Worte der Besinnung vom 15. September 2018
Das Schuljahr hat gerade erst begonnen. Der Arbeitsalltag nimmt einen ganz schnell wieder in Anspruch. Der Urlaub erscheint in weiter Ferne. Beim Sortieren der Urlaubsbilder bleibe ich an diesem Bild hängen:
bristlecone pine in Utah
Ich nehme mir die Zeit, mich an den Tag zu erinnern, an dem wir in den Shuttle gestiegen sind... Noch müde frage ich mich, ob wir wirklich wandern gehen wollen. Es wird ein heißer Tag, alle Plätze sind besetzt, es riecht nach Sonnencreme. Wahrscheinlich ist das nur die Faulheit, die sich bemerkbar macht. Da meldet sich aus dem Lausprecher Benn vom Paiute Stamm. Die Indianer seines Stammes leben in Utah in dem Bewusstsein, dass der Schöpfer sie dorthin platziert hat, um das Land zu pflegen und zu beschützen. Das macht mich neugierig, ich werde munter. Es gibt Lieder und Geschichte, welche die Indianer daran erinnern, „who we are and where we come from“. Benn lädt uns ein, darauf zu achten, während wir über die Wege wandern oder am Fluss entlang gehen. Vielleicht hören wir sie im Klang des Windes oder im Rauschen des Wassers.
Am Ausgangspunkt unserer Wanderung sind wir fast alleine, der Rucksack wird festgezurrt, die Wanderstöcke auf die rechte Länge gebracht und los geht es. Zunächst noch mühsam, die Schuhe sitzen noch nicht richtig, das Tempo müssen wir erst noch finden, Gedanken kommen und gehen, was gibt es heute zum Abendessen… Nach einer Stunde wird es ruhiger - auch in meinem Kopf, ich höre meinen Atem und spüre den steinigen Boden unter meinen Füssen.

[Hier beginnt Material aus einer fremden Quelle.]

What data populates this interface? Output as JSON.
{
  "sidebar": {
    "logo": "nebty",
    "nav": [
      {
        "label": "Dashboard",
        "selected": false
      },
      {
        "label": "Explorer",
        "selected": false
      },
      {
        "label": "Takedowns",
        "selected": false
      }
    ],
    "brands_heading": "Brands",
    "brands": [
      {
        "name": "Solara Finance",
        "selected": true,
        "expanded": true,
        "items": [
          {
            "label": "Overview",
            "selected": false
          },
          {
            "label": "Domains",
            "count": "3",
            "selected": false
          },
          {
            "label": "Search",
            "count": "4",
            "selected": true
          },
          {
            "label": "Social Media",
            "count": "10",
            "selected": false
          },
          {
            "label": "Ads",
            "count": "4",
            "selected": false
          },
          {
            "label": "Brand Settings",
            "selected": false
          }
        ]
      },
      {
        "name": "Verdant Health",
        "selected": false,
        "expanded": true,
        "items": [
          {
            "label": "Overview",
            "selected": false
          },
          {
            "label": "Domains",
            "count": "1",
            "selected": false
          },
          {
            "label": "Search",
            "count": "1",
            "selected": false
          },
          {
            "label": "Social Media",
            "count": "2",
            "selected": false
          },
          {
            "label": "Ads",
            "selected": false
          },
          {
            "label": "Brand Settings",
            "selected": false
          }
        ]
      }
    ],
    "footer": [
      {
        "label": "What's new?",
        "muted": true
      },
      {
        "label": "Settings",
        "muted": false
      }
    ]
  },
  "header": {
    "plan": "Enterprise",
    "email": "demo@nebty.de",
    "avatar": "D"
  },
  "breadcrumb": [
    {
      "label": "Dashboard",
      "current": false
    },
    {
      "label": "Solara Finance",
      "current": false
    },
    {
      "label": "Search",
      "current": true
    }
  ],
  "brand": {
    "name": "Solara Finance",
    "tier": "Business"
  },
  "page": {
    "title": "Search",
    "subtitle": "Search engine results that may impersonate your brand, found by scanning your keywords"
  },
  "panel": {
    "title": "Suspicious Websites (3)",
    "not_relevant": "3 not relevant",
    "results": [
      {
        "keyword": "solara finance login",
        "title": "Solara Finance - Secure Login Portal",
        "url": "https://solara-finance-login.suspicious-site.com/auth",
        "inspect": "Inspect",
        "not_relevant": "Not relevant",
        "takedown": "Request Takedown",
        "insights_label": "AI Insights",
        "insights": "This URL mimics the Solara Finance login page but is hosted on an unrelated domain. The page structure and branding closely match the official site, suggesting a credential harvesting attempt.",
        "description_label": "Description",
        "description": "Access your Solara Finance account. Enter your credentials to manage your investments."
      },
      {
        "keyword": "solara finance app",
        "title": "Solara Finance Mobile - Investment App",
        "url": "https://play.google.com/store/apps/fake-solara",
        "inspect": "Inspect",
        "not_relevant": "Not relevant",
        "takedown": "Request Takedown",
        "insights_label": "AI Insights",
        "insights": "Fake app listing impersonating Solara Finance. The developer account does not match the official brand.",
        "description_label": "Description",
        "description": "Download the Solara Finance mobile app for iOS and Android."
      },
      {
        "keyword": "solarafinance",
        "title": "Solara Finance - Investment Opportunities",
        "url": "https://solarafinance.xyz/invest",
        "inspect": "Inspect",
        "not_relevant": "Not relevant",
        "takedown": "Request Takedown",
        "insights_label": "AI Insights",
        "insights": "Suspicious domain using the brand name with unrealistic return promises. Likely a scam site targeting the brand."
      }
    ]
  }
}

Nach einer weiteren Stunde entdecken wir sie: eine „bristlecone pine“ – knorrig und verwachsen, sie ist anders als eine schön gerade gewachsene Kiefer aus der Baumschule. Diese langlebige Kiefer ist vermutlich 1600 Jahre alt. Das Besondere an diesem Baum ist, dass er sehr robust ist und Wind und Wetter strotzt. Wenn ein Ast abstirbt, vergeht nicht die ganze Kiefer. Die noch vorhandene „Lebensenergie“ sucht einen Weg, fließt in einen anderen Zweig und lässt den Baum weiter wachsen. Dadurch dreht und windet er sich in diese Form.
Da hat Gott sich doch etwas ziemlich tolles einfallen lassen bei seiner Schöpfung. Ein Teil eines Baumes kann sterben und der Rest lebt weiter. Genau diese Fähigkeit hat er auch uns Menschen mit auf den Weg gegeben. Wir können schlimme Zeiten erleben, sogar so heftig, dass ein Teil in uns stirbt, und gleichzeitig schenkt er uns „Lebensenergie“, die uns weiter leben lässt. Vielleicht ist das gemeint, wenn „Gott spricht: Ich schenke euch ein neues Herz und lege einen neuen Geist in euch.“ (Hesekiel 36, 26)
Ich betrachte das Bild und lächle. Danke, Benn, für diese Erfahrung. Danke, Gott, für dieses wertvolle Geschenk.